Am I dead? Is my body still lying in the Windy Plains, slowly being consumed by the elements, and my spirit now wandering some ethereal isle? It seemed impossible that this man, who knew so much, could possibly be unaware of something so immense. Never heard of Worthe? How could you possibly—
The old mapmaker was staring at her.
The intensity of his pale blue-eyed gaze startled her out of her tears. She sniffed. “What?”
“Weeks. You said weeks.”
“Yes,” Fenn nodded, sniffling and wiping at her eyes.
“From east to west.”
“West to east,” she corrected, but he waved his hand. The direction didn’t matter.
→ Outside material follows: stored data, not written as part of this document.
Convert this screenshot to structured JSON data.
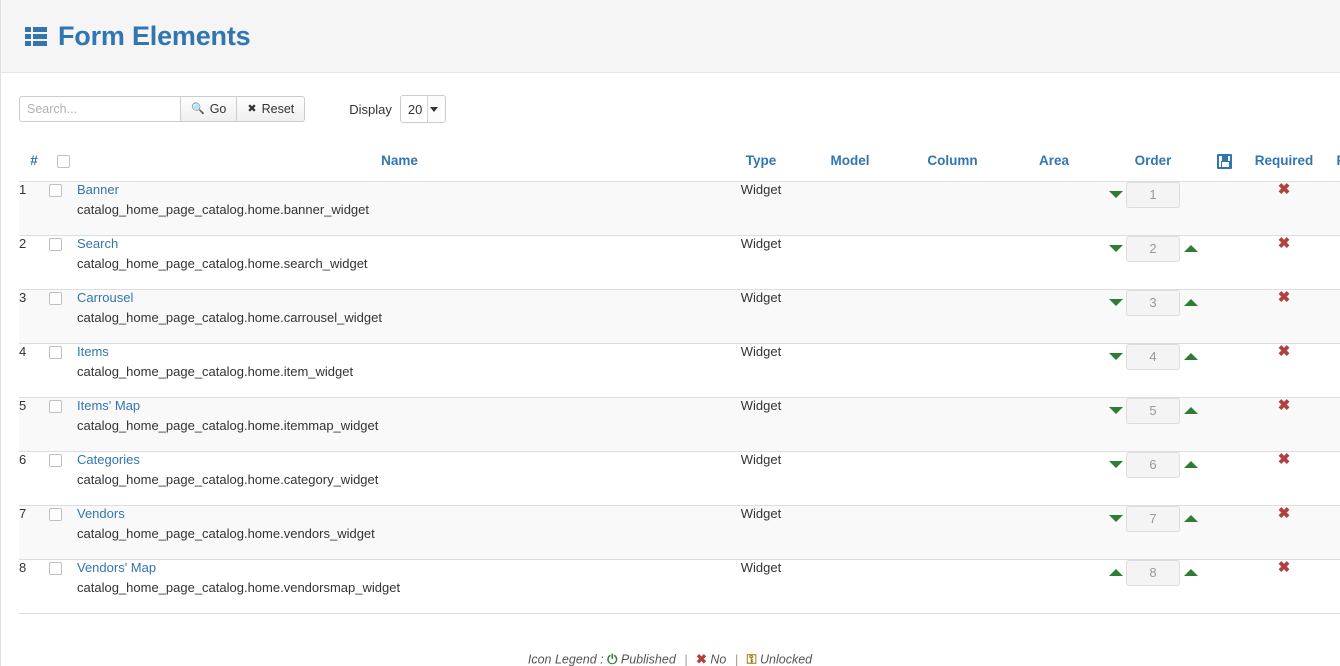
{
  "header": {
    "title": "Form Elements",
    "icon": "list-icon"
  },
  "toolbar": {
    "search_placeholder": "Search...",
    "search_value": "",
    "go_label": "Go",
    "go_icon": "search-icon",
    "reset_label": "Reset",
    "reset_icon": "close-icon",
    "display_label": "Display",
    "display_value": "20",
    "display_options": [
      "20"
    ]
  },
  "table": {
    "columns": {
      "num": "#",
      "name": "Name",
      "type": "Type",
      "model": "Model",
      "column": "Column",
      "area": "Area",
      "order": "Order",
      "save": "save-icon",
      "required": "Required",
      "published": "P"
    },
    "rows": [
      {
        "num": "1",
        "name": "Banner",
        "code": "catalog_home_page_catalog.home.banner_widget",
        "type": "Widget",
        "model": "",
        "column": "",
        "area": "",
        "order": "1",
        "has_down": true,
        "has_up": false,
        "required": "✖"
      },
      {
        "num": "2",
        "name": "Search",
        "code": "catalog_home_page_catalog.home.search_widget",
        "type": "Widget",
        "model": "",
        "column": "",
        "area": "",
        "order": "2",
        "has_down": true,
        "has_up": true,
        "required": "✖"
      },
      {
        "num": "3",
        "name": "Carrousel",
        "code": "catalog_home_page_catalog.home.carrousel_widget",
        "type": "Widget",
        "model": "",
        "column": "",
        "area": "",
        "order": "3",
        "has_down": true,
        "has_up": true,
        "required": "✖"
      },
      {
        "num": "4",
        "name": "Items",
        "code": "catalog_home_page_catalog.home.item_widget",
        "type": "Widget",
        "model": "",
        "column": "",
        "area": "",
        "order": "4",
        "has_down": true,
        "has_up": true,
        "required": "✖"
      },
      {
        "num": "5",
        "name": "Items' Map",
        "code": "catalog_home_page_catalog.home.itemmap_widget",
        "type": "Widget",
        "model": "",
        "column": "",
        "area": "",
        "order": "5",
        "has_down": true,
        "has_up": true,
        "required": "✖"
      },
      {
        "num": "6",
        "name": "Categories",
        "code": "catalog_home_page_catalog.home.category_widget",
        "type": "Widget",
        "model": "",
        "column": "",
        "area": "",
        "order": "6",
        "has_down": true,
        "has_up": true,
        "required": "✖"
      },
      {
        "num": "7",
        "name": "Vendors",
        "code": "catalog_home_page_catalog.home.vendors_widget",
        "type": "Widget",
        "model": "",
        "column": "",
        "area": "",
        "order": "7",
        "has_down": true,
        "has_up": true,
        "required": "✖"
      },
      {
        "num": "8",
        "name": "Vendors' Map",
        "code": "catalog_home_page_catalog.home.vendorsmap_widget",
        "type": "Widget",
        "model": "",
        "column": "",
        "area": "",
        "order": "8",
        "has_down": false,
        "has_up": true,
        "has_up_left": true,
        "required": "✖"
      }
    ]
  },
  "legend": {
    "label": "Icon Legend :",
    "published_icon": "⏻",
    "published_label": "Published",
    "no_icon": "✖",
    "no_label": "No",
    "unlocked_icon": "⚿",
    "unlocked_label": "Unlocked",
    "separator": "|"
  },
  "colors": {
    "accent": "#3276b1",
    "danger": "#b0413e",
    "success": "#2e7d32",
    "row_stripe": "#f9f9f9",
    "header_bg": "#f5f5f5"
  }
}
“My dear,” he said slowly, sliding his finger across the map, “at its widest point, the Greater Isle is almost exactly ninety one leagues across. It takes a fast horse eight days to ride from one coast to the other. There is no way that there is any place on either isle that would take weeks to traverse. It is simply impossible.”
“Which means,” he interrupted, “that there can be only one solution to your conundrum.”
“What is it?”
“It is simple,” he said with a shrug. “You have crossed the sea.”